The self-driving ?auto=<sceneId> mode synthesizes the dataset by orbiting the scene: 5 elevation rings × 16 azimuths + a top-down cap = 81 views, spanning a near-horizon ring (≈3°) up to a steep ≈75° ring. The angular spread is deliberate — curved surfaces "fur" from the directions between and beyond the training cameras, so the near-horizon ring constrains the undersides (where splats were otherwise spiking down onto the ground) and the steep rings plus the cap pin the tops.

How to verify#

Because reconstruction quality is a visual judgement, the loop is: unit tests confirm the math, then a human confirms the picture.

Math — npx vitest run tests/splats/ runs the FD gradient checks for the anisotropic forward/backward, the D-SSIM gradient, and the atomic-add variants.
GPU, headless — drive splat_trainer.html?auto=primitives with the webgpu-inspector MCP tools and read dispatch sizes: the adam dispatch is ceil(count/64), which reveals the live splat count; forward/backward/tiled are ceil(W/8)×ceil(H/8). Validation-error count should stay zero.
Quality — eyeball the target-vs-recon preview thumbnails and the orbitable 3D view, plus the per-cycle densify log (pruned / cloned / split / resampled).

Quality progression so far#

The reconstruction went blurry → recognizable → sharp cubes + furry spheres. The drivers we found:

View-3D fuzz was dominated by training resolution, which is why tiling (to afford 256×192) was the big unlock — the recon preview was already decent at low res; the coarseness only appeared under magnification.
D-SSIM helps structure but only at training resolution.
Denser, wider-elevation views reduce fur on curved surfaces.
The remaining sphere "fur" is the classic 3DGS artifact: curved surfaces + under-constrained between-view angles + magnification produce radial spikes from elongated, lightly-supervised splats.

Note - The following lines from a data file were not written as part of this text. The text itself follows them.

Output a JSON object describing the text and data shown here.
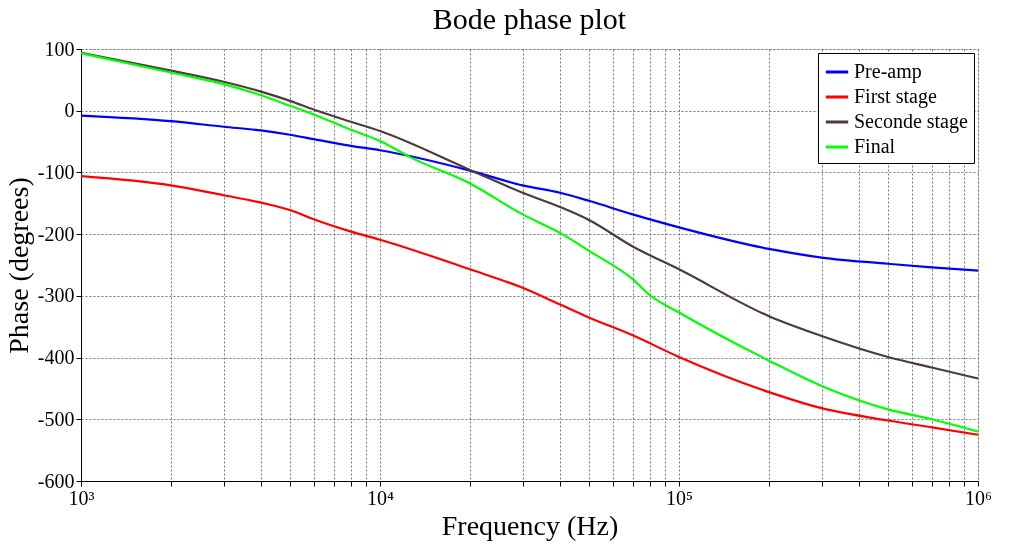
{
  "chart_data": {
    "type": "line",
    "title": "Bode phase plot",
    "xlabel": "Frequency (Hz)",
    "ylabel": "Phase (degrees)",
    "log": "x",
    "grid": true,
    "legend": "top right",
    "line_style": "solid",
    "marker": "none",
    "xlim": [
      1000,
      1000000
    ],
    "xticks": [
      {
        "value": 1000,
        "label": "10³"
      },
      {
        "value": 2000,
        "label": null
      },
      {
        "value": 3000,
        "label": null
      },
      {
        "value": 4000,
        "label": null
      },
      {
        "value": 5000,
        "label": null
      },
      {
        "value": 6000,
        "label": null
      },
      {
        "value": 7000,
        "label": null
      },
      {
        "value": 8000,
        "label": null
      },
      {
        "value": 9000,
        "label": null
      },
      {
        "value": 10000,
        "label": "10⁴"
      },
      {
        "value": 20000,
        "label": null
      },
      {
        "value": 30000,
        "label": null
      },
      {
        "value": 40000,
        "label": null
      },
      {
        "value": 50000,
        "label": null
      },
      {
        "value": 60000,
        "label": null
      },
      {
        "value": 70000,
        "label": null
      },
      {
        "value": 80000,
        "label": null
      },
      {
        "value": 90000,
        "label": null
      },
      {
        "value": 100000,
        "label": "10⁵"
      },
      {
        "value": 200000,
        "label": null
      },
      {
        "value": 300000,
        "label": null
      },
      {
        "value": 400000,
        "label": null
      },
      {
        "value": 500000,
        "label": null
      },
      {
        "value": 600000,
        "label": null
      },
      {
        "value": 700000,
        "label": null
      },
      {
        "value": 800000,
        "label": null
      },
      {
        "value": 900000,
        "label": null
      },
      {
        "value": 1000000,
        "label": "10⁶"
      }
    ],
    "ylim": [
      -600,
      100
    ],
    "yticks": [
      -600,
      -500,
      -400,
      -300,
      -200,
      -100,
      0,
      100
    ],
    "series": [
      {
        "name": "Pre-amp",
        "color": "#0000ff",
        "x": [
          1000,
          2000,
          3000,
          4000,
          5000,
          6000,
          8000,
          10000,
          20000,
          30000,
          40000,
          50000,
          70000,
          100000,
          200000,
          300000,
          500000,
          700000,
          1000000
        ],
        "values": [
          -8,
          -17,
          -26,
          -32,
          -39,
          -46,
          -57,
          -64,
          -97,
          -121,
          -133,
          -146,
          -168,
          -189,
          -224,
          -238,
          -248,
          -254,
          -259
        ]
      },
      {
        "name": "First stage",
        "color": "#ff0000",
        "x": [
          1000,
          2000,
          3000,
          4000,
          5000,
          6000,
          8000,
          10000,
          20000,
          30000,
          40000,
          50000,
          70000,
          100000,
          200000,
          300000,
          500000,
          700000,
          1000000
        ],
        "values": [
          -106,
          -121,
          -137,
          -149,
          -161,
          -176,
          -196,
          -209,
          -257,
          -287,
          -314,
          -335,
          -364,
          -399,
          -456,
          -482,
          -502,
          -513,
          -525
        ]
      },
      {
        "name": "Seconde stage",
        "color": "#4f3b3b",
        "x": [
          1000,
          2000,
          3000,
          4000,
          5000,
          6000,
          8000,
          10000,
          20000,
          30000,
          40000,
          50000,
          70000,
          100000,
          200000,
          300000,
          500000,
          700000,
          1000000
        ],
        "values": [
          94,
          65,
          47,
          31,
          16,
          2,
          -18,
          -33,
          -96,
          -133,
          -156,
          -177,
          -220,
          -257,
          -333,
          -365,
          -399,
          -416,
          -434
        ]
      },
      {
        "name": "Final",
        "color": "#00ff00",
        "x": [
          1000,
          2000,
          3000,
          4000,
          5000,
          6000,
          8000,
          10000,
          12700,
          20000,
          30000,
          40000,
          50000,
          70000,
          80000,
          100000,
          200000,
          300000,
          500000,
          700000,
          1000000
        ],
        "values": [
          93,
          62,
          43,
          25,
          8,
          -6,
          -31,
          -49,
          -76,
          -118,
          -168,
          -198,
          -227,
          -273,
          -299,
          -327,
          -405,
          -446,
          -484,
          -500,
          -520
        ]
      }
    ]
  }
}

What we could try next to improve quality#

Roughly in increasing order of effort. Several are lifted from brush, a cross-platform WebGPU/Burn 3DGS trainer solving the same problem.

Cheap tuning levers (no code, just constants)

Higher training resolution again (e.g. 320×240) now that tiling makes it affordable — detail ceiling rises directly.
More splats (raise capacity / densify fraction) for the curved surfaces.
Tighter aspect cap (Adam maxAspect 3 → 2) to kill the elongated radial "spike" splats that are the fur.
Balance the decay reg: scaleDecay too high opens speckle gaps, too low lets fur survive — it's the main dial for the sphere surfaces.

Optimizer / refinement (moderate)

True occlusion-aware visibility for resampling: accumulate the exact T·alpha blend weight per splat in the tiled backward (needs a fixed-point atomic, like the gradient path) instead of the current footprint proxy. Matters only once scenes have real occlusion.
Proper 11×11 Gaussian SSIM window. The current D-SSIM uses a box-window approximation; brush uses a true Gaussian 11×11 window with a haloed tile, which sharpens the structural term.
SH higher bands — only worth it once scenes have view-dependent shading; the testbed is Lambertian, so DC is sufficient today.

Bigger architectural bets

MCMC refinement (brush 0.3): replace gradient-threshold clone/split with a Markov-Chain-Monte-Carlo relocation scheme that explores the scene (gradient-free moves + noise injection), keeping the count budget fixed while still growing where needed. The current densification's main weakness is that it can only grow where the gradient already points; MCMC can discover under-served regions.
Anti-aliased / EWA splatting with a per-frame mip-style low-pass, which reduces shimmer and the silhouette fur under magnification.
LPIPS perceptual loss for a final polish pass — heavy (a VGG forward per step) and overkill for these simple scenes, but the standard last-mile quality lever for photoreal datasets.

Beyond the testbed

Capture from a real engine scene (e.g. geo_osm_buildings) instead of the Lambert testbed. This is the large deferred item: it needs the full engine render path, HDR canvas read-back, and streaming / floating-origin handling, so it was deprioritized in favour of getting the anisotropic math and quality right first.